ECLI:NL:RBDHA:2022:15132
Rechtbank Den Haag
- Voorlopige voorziening
- Rechtspraak.nl
Afwijzing verzoek voorlopige voorziening asielaanvraag met verwijzing naar Dublin-regelgeving
In deze zaak heeft de voorzieningenrechter van de Rechtbank Den Haag op 14 november 2022 uitspraak gedaan in het kader van een verzoek om een voorlopige voorziening. Verzoeker, vertegenwoordigd door zijn gemachtigde mr. V.M. Oliana, had een aanvraag ingediend voor een verblijfsvergunning asiel voor bepaalde tijd. Deze aanvraag werd door de Staatssecretaris van Justitie en Veiligheid, vertegenwoordigd door mr. I. Vugs, niet in behandeling genomen. De reden hiervoor was dat Roemenië verantwoordelijk werd geacht voor de behandeling van de asielaanvraag, conform de Dublin-regelgeving.

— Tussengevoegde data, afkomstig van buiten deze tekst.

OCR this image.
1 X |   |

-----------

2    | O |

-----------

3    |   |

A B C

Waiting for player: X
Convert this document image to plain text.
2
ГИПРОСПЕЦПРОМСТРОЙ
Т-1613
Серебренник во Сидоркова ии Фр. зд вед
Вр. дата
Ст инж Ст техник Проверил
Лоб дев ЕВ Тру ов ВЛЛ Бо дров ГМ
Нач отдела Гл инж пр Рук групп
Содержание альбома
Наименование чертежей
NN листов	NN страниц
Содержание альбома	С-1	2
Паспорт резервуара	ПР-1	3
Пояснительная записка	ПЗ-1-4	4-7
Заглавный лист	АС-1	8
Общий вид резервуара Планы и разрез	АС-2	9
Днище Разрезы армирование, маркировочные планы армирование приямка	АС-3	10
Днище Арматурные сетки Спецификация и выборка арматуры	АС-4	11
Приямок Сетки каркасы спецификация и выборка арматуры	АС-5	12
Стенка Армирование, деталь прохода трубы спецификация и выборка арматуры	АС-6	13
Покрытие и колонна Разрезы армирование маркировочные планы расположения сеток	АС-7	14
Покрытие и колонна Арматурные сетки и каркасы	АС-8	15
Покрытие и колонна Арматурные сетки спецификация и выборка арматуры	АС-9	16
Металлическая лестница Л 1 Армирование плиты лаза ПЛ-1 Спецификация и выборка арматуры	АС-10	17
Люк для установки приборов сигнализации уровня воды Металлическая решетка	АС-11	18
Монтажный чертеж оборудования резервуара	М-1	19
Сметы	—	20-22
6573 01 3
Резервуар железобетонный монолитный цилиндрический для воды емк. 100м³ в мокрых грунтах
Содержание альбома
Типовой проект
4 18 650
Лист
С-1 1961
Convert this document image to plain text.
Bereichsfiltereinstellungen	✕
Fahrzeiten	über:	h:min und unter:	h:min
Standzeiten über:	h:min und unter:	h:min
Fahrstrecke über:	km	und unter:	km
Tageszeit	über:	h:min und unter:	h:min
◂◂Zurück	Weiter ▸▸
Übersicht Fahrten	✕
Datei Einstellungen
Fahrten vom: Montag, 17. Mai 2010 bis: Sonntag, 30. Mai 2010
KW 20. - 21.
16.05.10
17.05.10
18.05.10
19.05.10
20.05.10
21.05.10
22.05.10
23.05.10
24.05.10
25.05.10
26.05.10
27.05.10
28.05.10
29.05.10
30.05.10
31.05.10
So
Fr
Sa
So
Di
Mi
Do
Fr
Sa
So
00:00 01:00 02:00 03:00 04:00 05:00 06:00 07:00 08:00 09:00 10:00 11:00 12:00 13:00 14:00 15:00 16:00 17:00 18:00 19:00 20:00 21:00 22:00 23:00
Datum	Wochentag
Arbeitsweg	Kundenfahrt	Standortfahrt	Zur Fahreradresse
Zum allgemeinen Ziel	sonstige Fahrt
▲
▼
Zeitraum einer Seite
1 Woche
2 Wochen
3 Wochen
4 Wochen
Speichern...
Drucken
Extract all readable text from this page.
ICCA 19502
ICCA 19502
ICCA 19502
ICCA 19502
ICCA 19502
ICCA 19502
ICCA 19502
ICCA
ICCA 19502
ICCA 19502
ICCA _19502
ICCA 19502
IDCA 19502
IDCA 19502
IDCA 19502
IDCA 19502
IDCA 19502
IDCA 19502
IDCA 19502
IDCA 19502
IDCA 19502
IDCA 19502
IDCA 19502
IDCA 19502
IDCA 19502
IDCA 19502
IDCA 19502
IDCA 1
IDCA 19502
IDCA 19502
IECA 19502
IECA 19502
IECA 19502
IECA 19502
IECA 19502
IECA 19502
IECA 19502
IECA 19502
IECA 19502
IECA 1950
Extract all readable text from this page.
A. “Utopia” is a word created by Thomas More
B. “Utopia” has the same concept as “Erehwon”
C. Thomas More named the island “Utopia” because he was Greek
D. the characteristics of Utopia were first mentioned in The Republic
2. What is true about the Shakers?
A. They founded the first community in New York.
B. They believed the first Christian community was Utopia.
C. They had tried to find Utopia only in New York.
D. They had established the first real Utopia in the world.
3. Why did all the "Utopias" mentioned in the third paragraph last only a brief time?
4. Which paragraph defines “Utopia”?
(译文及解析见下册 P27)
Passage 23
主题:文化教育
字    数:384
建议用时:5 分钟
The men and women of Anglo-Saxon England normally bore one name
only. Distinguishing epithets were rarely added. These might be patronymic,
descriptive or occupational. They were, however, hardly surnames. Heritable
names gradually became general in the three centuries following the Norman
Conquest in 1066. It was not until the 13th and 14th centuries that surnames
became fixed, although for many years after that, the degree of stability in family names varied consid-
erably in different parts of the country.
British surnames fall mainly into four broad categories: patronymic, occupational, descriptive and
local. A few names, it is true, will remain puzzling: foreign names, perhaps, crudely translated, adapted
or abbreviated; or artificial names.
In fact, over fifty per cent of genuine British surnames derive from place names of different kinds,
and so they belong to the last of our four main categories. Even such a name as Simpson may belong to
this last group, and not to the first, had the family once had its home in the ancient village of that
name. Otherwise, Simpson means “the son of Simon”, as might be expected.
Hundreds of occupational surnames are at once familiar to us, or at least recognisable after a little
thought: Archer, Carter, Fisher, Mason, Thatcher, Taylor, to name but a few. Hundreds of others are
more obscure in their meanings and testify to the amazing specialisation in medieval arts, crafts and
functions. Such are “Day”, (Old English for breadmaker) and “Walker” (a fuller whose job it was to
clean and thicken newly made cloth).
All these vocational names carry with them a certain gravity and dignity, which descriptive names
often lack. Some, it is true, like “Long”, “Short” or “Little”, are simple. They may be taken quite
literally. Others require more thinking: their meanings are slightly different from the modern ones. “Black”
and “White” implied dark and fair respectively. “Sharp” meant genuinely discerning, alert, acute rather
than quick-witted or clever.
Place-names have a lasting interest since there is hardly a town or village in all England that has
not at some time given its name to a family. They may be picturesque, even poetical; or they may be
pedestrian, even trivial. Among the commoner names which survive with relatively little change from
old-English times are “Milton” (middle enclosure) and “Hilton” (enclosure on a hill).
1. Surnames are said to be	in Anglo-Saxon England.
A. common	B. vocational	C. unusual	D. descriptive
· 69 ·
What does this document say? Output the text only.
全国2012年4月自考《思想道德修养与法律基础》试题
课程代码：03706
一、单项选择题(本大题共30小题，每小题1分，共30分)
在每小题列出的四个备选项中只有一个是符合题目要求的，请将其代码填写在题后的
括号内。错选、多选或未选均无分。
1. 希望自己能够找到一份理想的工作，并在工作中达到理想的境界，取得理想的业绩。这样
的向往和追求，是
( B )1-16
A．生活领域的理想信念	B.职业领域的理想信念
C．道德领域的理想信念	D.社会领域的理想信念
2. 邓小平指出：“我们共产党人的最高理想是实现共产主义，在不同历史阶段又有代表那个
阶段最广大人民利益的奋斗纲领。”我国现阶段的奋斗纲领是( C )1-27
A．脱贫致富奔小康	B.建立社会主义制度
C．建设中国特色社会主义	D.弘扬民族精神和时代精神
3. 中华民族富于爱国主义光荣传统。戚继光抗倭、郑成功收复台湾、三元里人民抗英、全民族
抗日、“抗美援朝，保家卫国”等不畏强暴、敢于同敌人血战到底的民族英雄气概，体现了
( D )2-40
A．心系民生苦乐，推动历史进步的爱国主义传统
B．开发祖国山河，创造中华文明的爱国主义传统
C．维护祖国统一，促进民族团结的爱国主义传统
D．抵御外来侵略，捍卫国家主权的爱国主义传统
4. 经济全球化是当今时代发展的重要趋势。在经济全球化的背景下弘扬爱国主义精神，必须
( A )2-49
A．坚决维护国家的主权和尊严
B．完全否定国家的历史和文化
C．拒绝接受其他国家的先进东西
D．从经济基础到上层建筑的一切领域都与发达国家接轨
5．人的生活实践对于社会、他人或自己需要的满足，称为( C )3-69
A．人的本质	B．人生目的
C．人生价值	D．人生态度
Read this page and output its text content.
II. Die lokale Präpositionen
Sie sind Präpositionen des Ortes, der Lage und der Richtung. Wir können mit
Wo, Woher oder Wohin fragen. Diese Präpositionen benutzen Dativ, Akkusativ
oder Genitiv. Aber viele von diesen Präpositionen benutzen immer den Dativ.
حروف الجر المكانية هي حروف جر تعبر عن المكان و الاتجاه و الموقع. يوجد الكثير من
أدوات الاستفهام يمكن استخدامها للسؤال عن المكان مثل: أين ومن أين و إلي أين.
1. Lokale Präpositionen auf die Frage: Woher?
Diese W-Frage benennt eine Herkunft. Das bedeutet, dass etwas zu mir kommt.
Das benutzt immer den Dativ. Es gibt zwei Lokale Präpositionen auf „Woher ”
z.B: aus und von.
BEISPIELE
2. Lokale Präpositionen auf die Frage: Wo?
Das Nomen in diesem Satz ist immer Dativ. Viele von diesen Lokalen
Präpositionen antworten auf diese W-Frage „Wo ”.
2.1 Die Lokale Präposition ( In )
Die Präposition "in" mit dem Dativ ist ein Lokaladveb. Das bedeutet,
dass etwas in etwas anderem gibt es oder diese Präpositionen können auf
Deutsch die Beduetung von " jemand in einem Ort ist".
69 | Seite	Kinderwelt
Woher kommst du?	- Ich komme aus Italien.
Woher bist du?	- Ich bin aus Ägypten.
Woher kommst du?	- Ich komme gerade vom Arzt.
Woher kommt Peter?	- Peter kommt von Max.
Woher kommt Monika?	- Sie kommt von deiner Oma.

Verzoeker heeft tegen dit besluit beroep ingesteld en verzocht om een voorlopige voorziening. De voorzieningenrechter heeft het verzoek op 1 november 2022 behandeld, waarbij verzoeker aanwezig was met zijn gemachtigde en een tolk, O. Alothman. Tijdens de zitting is het verzoek om voorlopige voorziening besproken, maar de voorzieningenrechter heeft in een andere zaak, met nummer NL22.20586, op dezelfde dag uitspraak gedaan, waardoor het verzoek om een voorlopige voorziening niet meer nodig was.
De voorzieningenrechter heeft het verzoek om voorlopige voorziening dan ook afgewezen en aangegeven dat er geen aanleiding is voor een proceskostenveroordeling. De uitspraak is openbaar gemaakt en er staat geen hoger beroep of verzet open tegen deze beslissing.